I didn’t know anything about Evergate when I was asked to review it, all the trailers had completely passed me by but once I had taken just a single look at the visuals my love for the Ori series took over and I instantly knew I had to play this game.

For anyone else like me who had this game almost completely skip them by: Evergate is a beautiful little puzzle game where you are tasked with completing a number of platforming puzzle levels in order to open the titular Evergate. You take control of a recently departed Soul and simply have to make your way through a number of levels, completing puzzles and additional challenges as you go.

The gameplay is fairly simple on the surface – you can point your spirit and bounce off of varying icons, if you are also pointed at a white flame, in order to make your way to the end, collecting little things as you go which help you unlock additions to the game. The icons disappear as you bounce on them and, even early on, this presents a real challenge in the game that epitomizes “one more go” level of gameplay followed by intense satisfaction once you complete some of the games more challenging puzzles.

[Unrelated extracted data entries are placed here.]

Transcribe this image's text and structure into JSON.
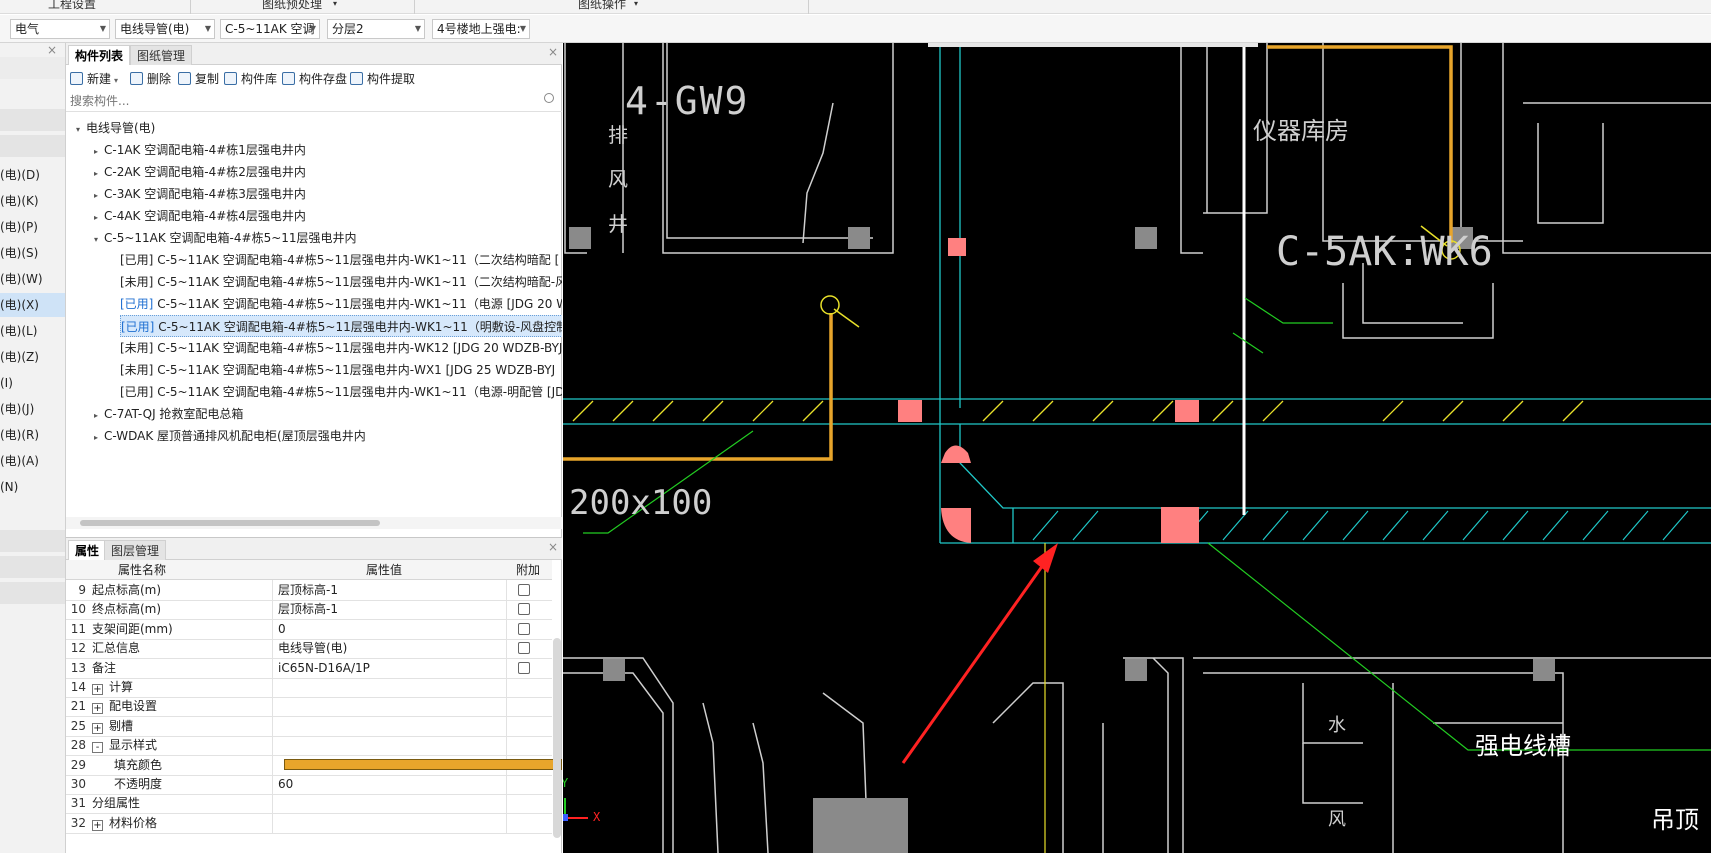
{
  "ribbon": {
    "groups": [
      "工程设置",
      "图纸预处理",
      "图纸操作"
    ]
  },
  "selectors": [
    {
      "value": "电气"
    },
    {
      "value": "电线导管(电)"
    },
    {
      "value": "C-5~11AK 空调"
    },
    {
      "value": "分层2"
    },
    {
      "value": "4号楼地上强电:"
    }
  ],
  "left_panel": {
    "items": [
      "(电)(D)",
      "(电)(K)",
      "(电)(P)",
      "(电)(S)",
      "(电)(W)",
      "(电)(X)",
      "(电)(L)",
      "(电)(Z)",
      "(I)",
      "(电)(J)",
      "(电)(R)",
      "(电)(A)",
      "(N)"
    ],
    "selected_index": 5
  },
  "component_panel": {
    "tabs": [
      "构件列表",
      "图纸管理"
    ],
    "toolbar": {
      "new": "新建",
      "delete": "删除",
      "copy": "复制",
      "library": "构件库",
      "save": "构件存盘",
      "extract": "构件提取"
    },
    "search_placeholder": "搜索构件...",
    "tree": {
      "root": "电线导管(电)",
      "groups": [
        "C-1AK 空调配电箱-4#栋1层强电井内",
        "C-2AK 空调配电箱-4#栋2层强电井内",
        "C-3AK 空调配电箱-4#栋3层强电井内",
        "C-4AK 空调配电箱-4#栋4层强电井内",
        "C-5~11AK 空调配电箱-4#栋5~11层强电井内"
      ],
      "children": [
        {
          "tag": "[已用]",
          "text": "C-5~11AK 空调配电箱-4#栋5~11层强电井内-WK1~11（二次结构暗配 [",
          "blue": false
        },
        {
          "tag": "[未用]",
          "text": "C-5~11AK 空调配电箱-4#栋5~11层强电井内-WK1~11（二次结构暗配-风",
          "blue": false
        },
        {
          "tag": "[已用]",
          "text": "C-5~11AK 空调配电箱-4#栋5~11层强电井内-WK1~11（电源 [JDG 20 W",
          "blue": true
        },
        {
          "tag": "[已用]",
          "text": "C-5~11AK 空调配电箱-4#栋5~11层强电井内-WK1~11（明敷设-风盘控制",
          "blue": true
        },
        {
          "tag": "[未用]",
          "text": "C-5~11AK 空调配电箱-4#栋5~11层强电井内-WK12 [JDG 20 WDZB-BYJ",
          "blue": false
        },
        {
          "tag": "[未用]",
          "text": "C-5~11AK 空调配电箱-4#栋5~11层强电井内-WX1 [JDG 25 WDZB-BYJ",
          "blue": false
        },
        {
          "tag": "[已用]",
          "text": "C-5~11AK 空调配电箱-4#栋5~11层强电井内-WK1~11（电源-明配管 [JD",
          "blue": false
        }
      ],
      "after": [
        "C-7AT-QJ 抢救室配电总箱",
        "C-WDAK 屋顶普通排风机配电柜(屋顶层强电井内"
      ]
    }
  },
  "properties_panel": {
    "tabs": [
      "属性",
      "图层管理"
    ],
    "headers": {
      "name": "属性名称",
      "value": "属性值",
      "extra": "附加"
    },
    "rows": [
      {
        "num": "9",
        "name": "起点标高(m)",
        "value": "层顶标高-1",
        "check": true,
        "expand": ""
      },
      {
        "num": "10",
        "name": "终点标高(m)",
        "value": "层顶标高-1",
        "check": true,
        "expand": ""
      },
      {
        "num": "11",
        "name": "支架间距(mm)",
        "value": "0",
        "check": true,
        "expand": ""
      },
      {
        "num": "12",
        "name": "汇总信息",
        "value": "电线导管(电)",
        "check": true,
        "expand": ""
      },
      {
        "num": "13",
        "name": "备注",
        "value": "iC65N-D16A/1P",
        "check": true,
        "expand": ""
      },
      {
        "num": "14",
        "name": "计算",
        "value": "",
        "check": false,
        "expand": "+"
      },
      {
        "num": "21",
        "name": "配电设置",
        "value": "",
        "check": false,
        "expand": "+"
      },
      {
        "num": "25",
        "name": "剔槽",
        "value": "",
        "check": false,
        "expand": "+"
      },
      {
        "num": "28",
        "name": "显示样式",
        "value": "",
        "check": false,
        "expand": "-"
      },
      {
        "num": "29",
        "name": "填充颜色",
        "value": "",
        "check": false,
        "expand": "",
        "indent": true,
        "color": "#e8a52b"
      },
      {
        "num": "30",
        "name": "不透明度",
        "value": "60",
        "check": false,
        "expand": "",
        "indent": true
      },
      {
        "num": "31",
        "name": "分组属性",
        "value": "",
        "check": false,
        "expand": ""
      },
      {
        "num": "32",
        "name": "材料价格",
        "value": "",
        "check": false,
        "expand": "+"
      }
    ]
  },
  "cad": {
    "labels": {
      "room_gw": "4-GW9",
      "room_storage": "仪器库房",
      "circuit": "C-5AK:WK6",
      "duct_size": "200x100",
      "trunking": "强电线槽",
      "ceiling": "吊顶",
      "shaft_side": [
        "排",
        "风",
        "井"
      ],
      "water": "水",
      "wind": "风",
      "axis_x": "X",
      "axis_y": "Y"
    },
    "colors": {
      "background": "#000000",
      "conduit": "#e8a52b",
      "wall": "#cfcfcf",
      "cyan": "#20c8c8",
      "green_leader": "#22cc22",
      "arrow": "#ff2222",
      "hatch": "#e8e02a",
      "column": "#ff8080"
    }
  }
}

At first I thought the gameplay would end up feeling a little shallow but the constantly evolving challenges kept the game fresh throughout my whole playthrough and whilst there really isn’t a great deal more to say on the gameplay, I thoroughly enjoyed my entire playthrough of the game

Evergate is hauntingly beautiful and there is no two ways about it. The game is set with hand drawn back drops and a stunningly sombre soundtrack that brings out both peace and the eerie nature that the game wants to present. When it comes to soundtrack, backdrop design and the sprites – I haven’t played anything else on the switch that even comes close to just how incredibly pretty this game is.

As I played through each of the games levels, I kept comparing the game to the Ori series and whilst they really are two completely different games – Evergate holds up strongly when compared to Ori. In comparison however, when comparing the two I felt that I had a lot more emotional involvement when it comes to the Ori games than I did with Evergate and I simply felt I had more reason to strive forwards in Ori than I ever did in Evergate. This doesn’t necessarily make Evergate any less amazing to play over all, it just worked as a real testament to the storytelling of Ori that they were able to garner such emotion from me by barely giving me any story at all.

This isn’t to say that there is no story in Evergate, but as with all my reviews I will be leaving it up to you, dear reader, to take a deep dive into the surprisingly good story of Evergate and come up to the same surprises as I did without some horrible game journalist ruining it for you.

I had a lot of fun with Evergate and I challenge anyone to find a more beautiful and haunting game on the Nintendo Switch. The puzzles provided me with the exact right level of challenge and satisfaction that I kept going for just one more try deep into the early hours of the morning.

Whilst the story lacked when compared to Ori, it was still an eerily beautiful tale that accomplishes almost everything it sets out to do.

With this in mind – I give Evergate an 8/10/

You could spend £16.99 on a lot worse things and if you are looking for a game that will challenge the brain and make you feel satisfied and accomplished then you need look no further than Evergate.